The Glitch

The Glitch

By Athena Greece

CHAPTER 1 - Elara

The elevator at Olympus Inc. smelled like one thousand different kinds of expensive colognes.

Contradictory, isn’t it? One would think wearing a luxury perfume would get you recognized, leaving a distinct trail for others to remember.

Instead, here in the heart of London’s financial district, every scent bled into the next—a nameless, stifling cloud of sandalwood and ambition that threatened to kill the nostrils of a girl just trying to reach her desk.

In my left hand, I clutched my homemade travel cup of soy milk and caramel-flavored coffee.

I was one of those girls, just with an eye on my wallet.

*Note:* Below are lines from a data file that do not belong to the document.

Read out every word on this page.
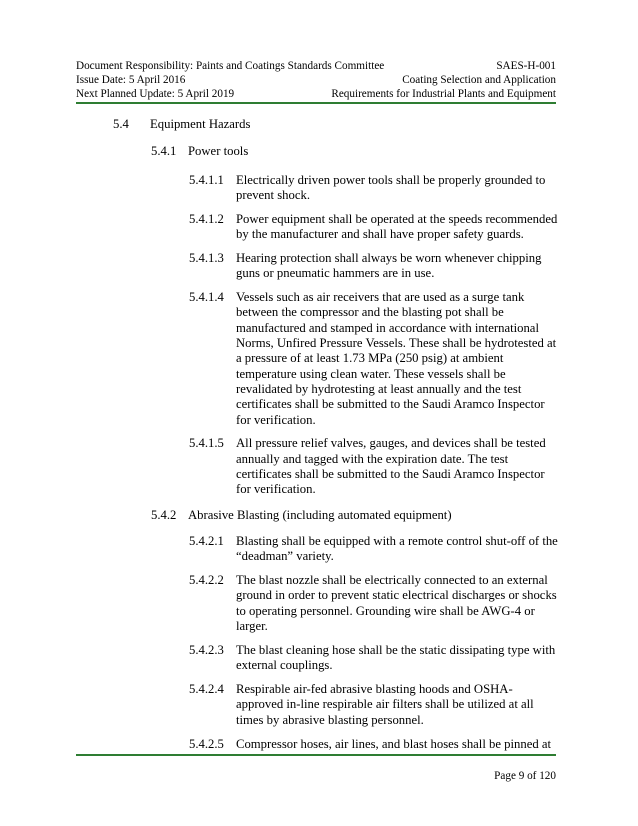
Document Responsibility: Paints and Coatings Standards Committee	SAES-H-001
Issue Date: 5 April 2016	Coating Selection and Application
Next Planned Update: 5 April 2019	Requirements for Industrial Plants and Equipment
5.4 Equipment Hazards
5.4.1 Power tools
5.4.1.1 Electrically driven power tools shall be properly grounded to prevent shock.
5.4.1.2 Power equipment shall be operated at the speeds recommended by the manufacturer and shall have proper safety guards.
5.4.1.3 Hearing protection shall always be worn whenever chipping guns or pneumatic hammers are in use.
5.4.1.4 Vessels such as air receivers that are used as a surge tank between the compressor and the blasting pot shall be manufactured and stamped in accordance with international Norms, Unfired Pressure Vessels. These shall be hydrotested at a pressure of at least 1.73 MPa (250 psig) at ambient temperature using clean water. These vessels shall be revalidated by hydrotesting at least annually and the test certificates shall be submitted to the Saudi Aramco Inspector for verification.
5.4.1.5 All pressure relief valves, gauges, and devices shall be tested annually and tagged with the expiration date. The test certificates shall be submitted to the Saudi Aramco Inspector for verification.
5.4.2 Abrasive Blasting (including automated equipment)
5.4.2.1 Blasting shall be equipped with a remote control shut-off of the “deadman” variety.
5.4.2.2 The blast nozzle shall be electrically connected to an external ground in order to prevent static electrical discharges or shocks to operating personnel. Grounding wire shall be AWG-4 or larger.
5.4.2.3 The blast cleaning hose shall be the static dissipating type with external couplings.
5.4.2.4 Respirable air-fed abrasive blasting hoods and OSHA-approved in-line respirable air filters shall be utilized at all times by abrasive blasting personnel.
5.4.2.5 Compressor hoses, air lines, and blast hoses shall be pinned at
Page 9 of 120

I wouldn’t dream of spending seven pounds a day at Starbucks, but you could bet your life I’d be brewing the same drink at home for eighty percent less.

While we climbed, I mentally reviewed the stack of security bypass requests I had fixed this morning. I wasn’t supposed to know about them, but the senior analysts were too busy playing golf on their new simulator to notice the glitches in the system.

I caught my reflection in the polished chrome of the elevator doors. My calico curls definitely needed a refresh, and my mascara was already slightly smudged. The quality of this drugstore makeup was lacking, to say the least.

“Damn it,” I whispered, brushing the dark smudge away with the back of my hand. Chin up, Elara. You are a professional. A professional who currently has a hole in her favorite sock, but a professional nonetheless.

The 9th floor—IT Security—was quickly becoming my sanctuary: a labyrinth of humming servers and glowing blue LEDs. Here, I could forget for a while my clumsy, tripping-on-her-own-shoelaces nature and just be the girl who really knows how to speak to machines.

“Morning, Elara! Did you manage to finish the decryption for the Sector 7 logs?”

Marcus, my supervisor. He didn’t even look up from his screen. He was a nice guy, but he treated me like a very smart golden retriever.

“Done and uploaded,” I said, taking a sip of my coffee. “Also optimized the firewall script. It was lagging by three milliseconds. It was… annoying me.”

Marcus chuckled. “Three milliseconds? You’re a freak, Guardian. A brilliant one, but a freak. Just stay in your lane today, okay? The Board has an extraordinary meeting. Vane is in the building.”

The name sent a phantom shiver down my spine. Sylas Vane.

He was the ghost that haunted these walls.

The man who had built an empire out of whispers and algorithms. No one below the 17th floor had ever seen him.

Rumors were he had a private elevator that took him from the Penthouse, where he stayed most days, to the office where he met with the Board on rare, tense occasions.

To us mere mortals, he was just a presence—a heavy, cold pressure that sat on the chest of everyone who worked here at Olympus.

Around 3:30 PM, the morning buzz had settled into a low, rhythmic hum. Marcus had disappeared into a "briefing" that inevitably involved a three-course lunch, leaving the floor to the interns and the office skeletons.

The quiet was shattered by the sharp click-clack of expensive heels on the parquet. I didn’t need to look up to know it was Vivienne Sparks. A senior analyst, five years older than me, and a woman who lived her life like she was auditioning for a reality show about corporate sharks.

“Guardian,” she drawled, leaning against my glass partition. Her manicure was a lethal shade of blood-red. “Marcus said you cleaned up the Sector 7 logs. I hope you didn’t leave any of your... eccentric fingerprints on the code. This goes straight to the higher-ups.”

I looked at her, my voice tighter than I intended. “It’s clean, Vivienne. Better than clean. It’s efficient.”

She leaned in. Her perfume—something that smelled like cold roses and old money—entered a collision course with my caramel coffee.

“Careful, Elara. In this building, being too smart is just as dangerous as being too stupid. Especially today. The air is... different. Vane is on the 17th. And when he’s here, the walls have ears. ”

She flashed a steel smile that didn't reach her eyes and sauntered away. She was the perfect Olympus employee: polished, obedient, and slightly terrifying.

With that venom in the air, the last couple of hours passed swiftly. I took my bag and my travel cup, anxious to just escape home.